【名城大学】経営学部の澤田慎治准教授のゼミ生が蟹江町のふるさと納税の黒字化策を提案

5グループが新たな返礼品やPR動画などを発表

調査・研究の成果を発表する学生たち

ふるさと納税による町税の流出に悩む愛知県蟹江町からの依頼を受け、ゼミの課題として寄付額のアップ策を調査・研究してきた本学経営学部の澤田慎治准教授のゼミ生たちの成果報告会が11月20日、蟹江町役場で開催され、横江淳一町長らに町の公式キャラクターを活用したPR策や新たな返礼品のアイデアなどを提案しました。

町の公式キャラクター「かに丸君」を活用したPR策も

発表後、質問に答える学生
ユニークなアイデアも続々と

蟹江町では、ふるさと納税で町に入る寄付の額よりも、町民による町外の自治体への寄付がはるかに上回り、差し引きの赤字額は2022年度では約8500万円に上っています。このため、学生たちが学んでいるマーケティングスキルと若い感性を生かして町への寄付額を増やそうと、本学と産学連携に関する包括協定を結んでいる中部電力を通じて澤田ゼミにふるさと納税の改善策の提案を依頼しました。
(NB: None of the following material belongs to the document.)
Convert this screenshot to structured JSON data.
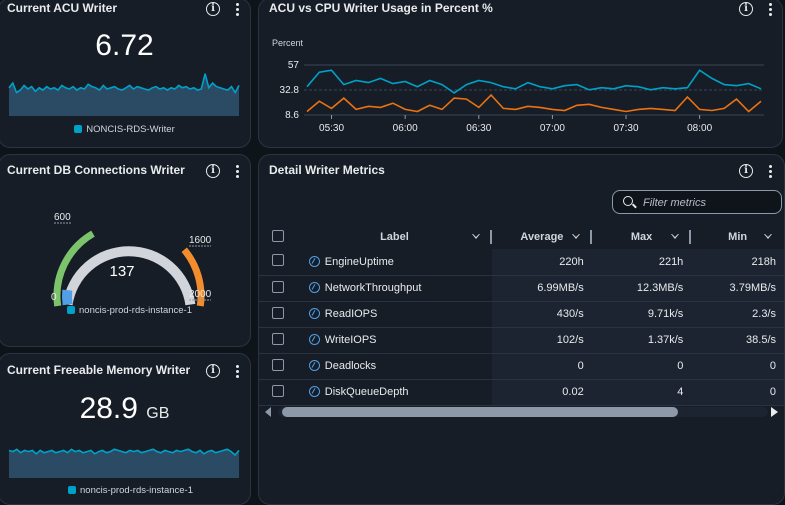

澤田ゼミの2、3年生23人はまず5月に、蟹江町役場でふるさと納税制度の成り立ちや蟹江町の返礼品の現状、さらには返礼品をめぐる自治体間の競争まで町から説明を受けました。その後、ゼミの課題として課題解決のアイデアの検討を続けてきました。この日の報告会では、町職員ら約30人を前に5グループに分かれてその成果を発表しました。

蟹江町の「蟹」が有効利用されていないと分析したグループは、町の公式キャラクター「かに丸君」を活用するため、まずプロフィールを設定。X(旧ツイッター)でつぶやいたり、動画を投稿したりするPR策を提案しました。名古屋市民をターゲットにしたグループは、蟹江町の家賃が安いことに注目して「100万円の寄付で引っ越し代無料」といった家賃関連の返礼品を導入するアイデアなどを提示しました。

蟹江町長「新しいことに気づかせていただいた」と感謝

発表を控える学生たち
感謝の言葉を述べる横江町長

このほか、蟹江町の返礼品で人気の高いイチジクは通年で申し込めるようにドライフルーツなどの加工品を返礼品にする提案や、町名にちなんで蟹ばさみや蟹スプーンなど蟹を食べるときに使う道具などを新たな返礼品にするアイデアも。既存データを詳細に分析したグループは、新たな気づきを見つけ出した上で、すぐに実行に移せるレベルの提案を行っていました。

最後のグループは、まずは地元住民にふるさと納税を知ってもらう目的で作成したデジタルサイネージ広告用のPR動画を披露しました。かわいらしい蟹が泡を吹きながらやってくる動画と、蟹江町のふるさと納税の厳しい実情をありのままにかに丸君が伝える動画の2種類で、報告会の終了後、蟹江町の担当者から早速、澤田准教授に「JR蟹江駅のデジタルサイネージで使いたい」との連絡がありました。

学生たちの発表後、横江町長は「柔らかい感覚を持った学生の皆さんの意見は大変貴重でした。新しいことに気づかせていただき、ありがとうございました」と感謝の言葉を添えて講評しました。澤田准教授は「消費者の立場から見れば、ぜひ実行してほしいと思う提案ばかりでした。途中でアイデアの方向を変えるなど試行錯誤して苦労した結果です」と学生たちをねぎらっていました。